From: Julien Desfossez
Date: Fri May 31 2019 - 17:12:08 EST


> My first reaction is: when shell wakes up from sleep, it will
> fork date. If the script is untagged and those workloads are
> tagged and all available cores are already running workload
> threads, the forked date can lose to the running workload
> threads due to __prio_less() can't properly do vruntime comparison
> for tasks on different CPUs. So those idle siblings can't run
> date and are idled instead.
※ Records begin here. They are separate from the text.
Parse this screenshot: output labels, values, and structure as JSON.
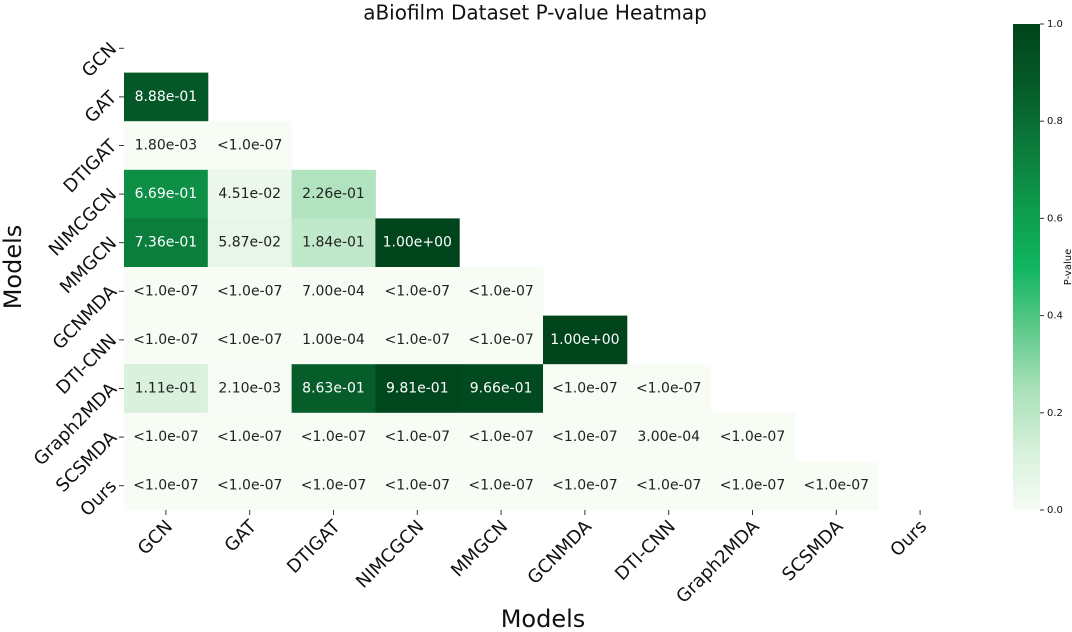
{
  "chart_data": {
    "type": "heatmap",
    "title": "aBiofilm Dataset P-value Heatmap",
    "x_label": "Models",
    "y_label": "Models",
    "categories": [
      "GCN",
      "GAT",
      "DTIGAT",
      "NIMCGCN",
      "MMGCN",
      "GCNMDA",
      "DTI-CNN",
      "Graph2MDA",
      "SCSMDA",
      "Ours"
    ],
    "values": [
      [
        null,
        null,
        null,
        null,
        null,
        null,
        null,
        null,
        null,
        null
      ],
      [
        0.888,
        null,
        null,
        null,
        null,
        null,
        null,
        null,
        null,
        null
      ],
      [
        0.0018,
        1e-07,
        null,
        null,
        null,
        null,
        null,
        null,
        null,
        null
      ],
      [
        0.669,
        0.0451,
        0.226,
        null,
        null,
        null,
        null,
        null,
        null,
        null
      ],
      [
        0.736,
        0.0587,
        0.184,
        1.0,
        null,
        null,
        null,
        null,
        null,
        null
      ],
      [
        1e-07,
        1e-07,
        0.0007,
        1e-07,
        1e-07,
        null,
        null,
        null,
        null,
        null
      ],
      [
        1e-07,
        1e-07,
        0.0001,
        1e-07,
        1e-07,
        1.0,
        null,
        null,
        null,
        null
      ],
      [
        0.111,
        0.0021,
        0.863,
        0.981,
        0.966,
        1e-07,
        1e-07,
        null,
        null,
        null
      ],
      [
        1e-07,
        1e-07,
        1e-07,
        1e-07,
        1e-07,
        1e-07,
        0.0003,
        1e-07,
        null,
        null
      ],
      [
        1e-07,
        1e-07,
        1e-07,
        1e-07,
        1e-07,
        1e-07,
        1e-07,
        1e-07,
        1e-07,
        null
      ]
    ],
    "value_labels": [
      [
        null,
        null,
        null,
        null,
        null,
        null,
        null,
        null,
        null,
        null
      ],
      [
        "8.88e-01",
        null,
        null,
        null,
        null,
        null,
        null,
        null,
        null,
        null
      ],
      [
        "1.80e-03",
        "<1.0e-07",
        null,
        null,
        null,
        null,
        null,
        null,
        null,
        null
      ],
      [
        "6.69e-01",
        "4.51e-02",
        "2.26e-01",
        null,
        null,
        null,
        null,
        null,
        null,
        null
      ],
      [
        "7.36e-01",
        "5.87e-02",
        "1.84e-01",
        "1.00e+00",
        null,
        null,
        null,
        null,
        null,
        null
      ],
      [
        "<1.0e-07",
        "<1.0e-07",
        "7.00e-04",
        "<1.0e-07",
        "<1.0e-07",
        null,
        null,
        null,
        null,
        null
      ],
      [
        "<1.0e-07",
        "<1.0e-07",
        "1.00e-04",
        "<1.0e-07",
        "<1.0e-07",
        "1.00e+00",
        null,
        null,
        null,
        null
      ],
      [
        "1.11e-01",
        "2.10e-03",
        "8.63e-01",
        "9.81e-01",
        "9.66e-01",
        "<1.0e-07",
        "<1.0e-07",
        null,
        null,
        null
      ],
      [
        "<1.0e-07",
        "<1.0e-07",
        "<1.0e-07",
        "<1.0e-07",
        "<1.0e-07",
        "<1.0e-07",
        "3.00e-04",
        "<1.0e-07",
        null,
        null
      ],
      [
        "<1.0e-07",
        "<1.0e-07",
        "<1.0e-07",
        "<1.0e-07",
        "<1.0e-07",
        "<1.0e-07",
        "<1.0e-07",
        "<1.0e-07",
        "<1.0e-07",
        null
      ]
    ],
    "colorscale": [
      "#f7fcf5",
      "#d5f0da",
      "#a8e0b8",
      "#5cc98a",
      "#10b560",
      "#0e9a4c",
      "#0b7a3a",
      "#055a28",
      "#00441b"
    ],
    "clim": [
      0,
      1
    ],
    "colorbar_label": "P-value",
    "colorbar_ticks": [
      {
        "value": 0,
        "label": "0.0"
      },
      {
        "value": 0.2,
        "label": "0.2"
      },
      {
        "value": 0.4,
        "label": "0.4"
      },
      {
        "value": 0.6,
        "label": "0.6"
      },
      {
        "value": 0.8,
        "label": "0.8"
      },
      {
        "value": 1,
        "label": "1.0"
      }
    ]
  }
}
See my previous post on this:
>
> https://lore.kernel.org/lkml/20190429033620.GA128241@aaronlu/
> (Now that I re-read my post, I see that I didn't make it clear
> that se_bash and se_hog are assigned different tags(e.g. hog is
> tagged and bash is untagged).
>
> Siblings being forced idle is expected due to the nature of core
> scheduling, but when two tasks belonging to two siblings are
> fighting for schedule, we should let the higher priority one win.
>
> It used to work on v2 is probably due to we mistakenly
> allow different tagged tasks to schedule on the same core at
> the same time, but that is fixed in v3.

I confirm this is indeed what is happening, we reproduced it with a
simple script that only uses one core (cpu 2 and 38 are sibling on this
machine):

setup:
cgcreate -g cpu,cpuset:test
cgcreate -g cpu,cpuset:test/set1
cgcreate -g cpu,cpuset:test/set2
echo 2,38 > /sys/fs/cgroup/cpuset/test/cpuset.cpus
echo 0 > /sys/fs/cgroup/cpuset/test/cpuset.mems
echo 2,38 > /sys/fs/cgroup/cpuset/test/set1/cpuset.cpus
echo 2,38 > /sys/fs/cgroup/cpuset/test/set2/cpuset.cpus
echo 0 > /sys/fs/cgroup/cpuset/test/set1/cpuset.mems
echo 0 > /sys/fs/cgroup/cpuset/test/set2/cpuset.mems
echo 1 > /sys/fs/cgroup/cpu,cpuacct/test/set1/cpu.tag

In one terminal:
sudo cgexec -g cpu,cpuset:test/set1 sysbench --threads=1 --time=30
--test=cpu run

In another one:
sudo cgexec -g cpu,cpuset:test/set2 date

It's very clear that 'date' hangs until sysbench is done.

We started experimenting with marking a task on the forced idle sibling
if normalized vruntimes are equal. That way, at the next compare, if the
normalized vruntimes are still equal, it prefers the task on the forced
idle sibling. It still needs more work, but in our early tests it helps.

Thanks,

Julien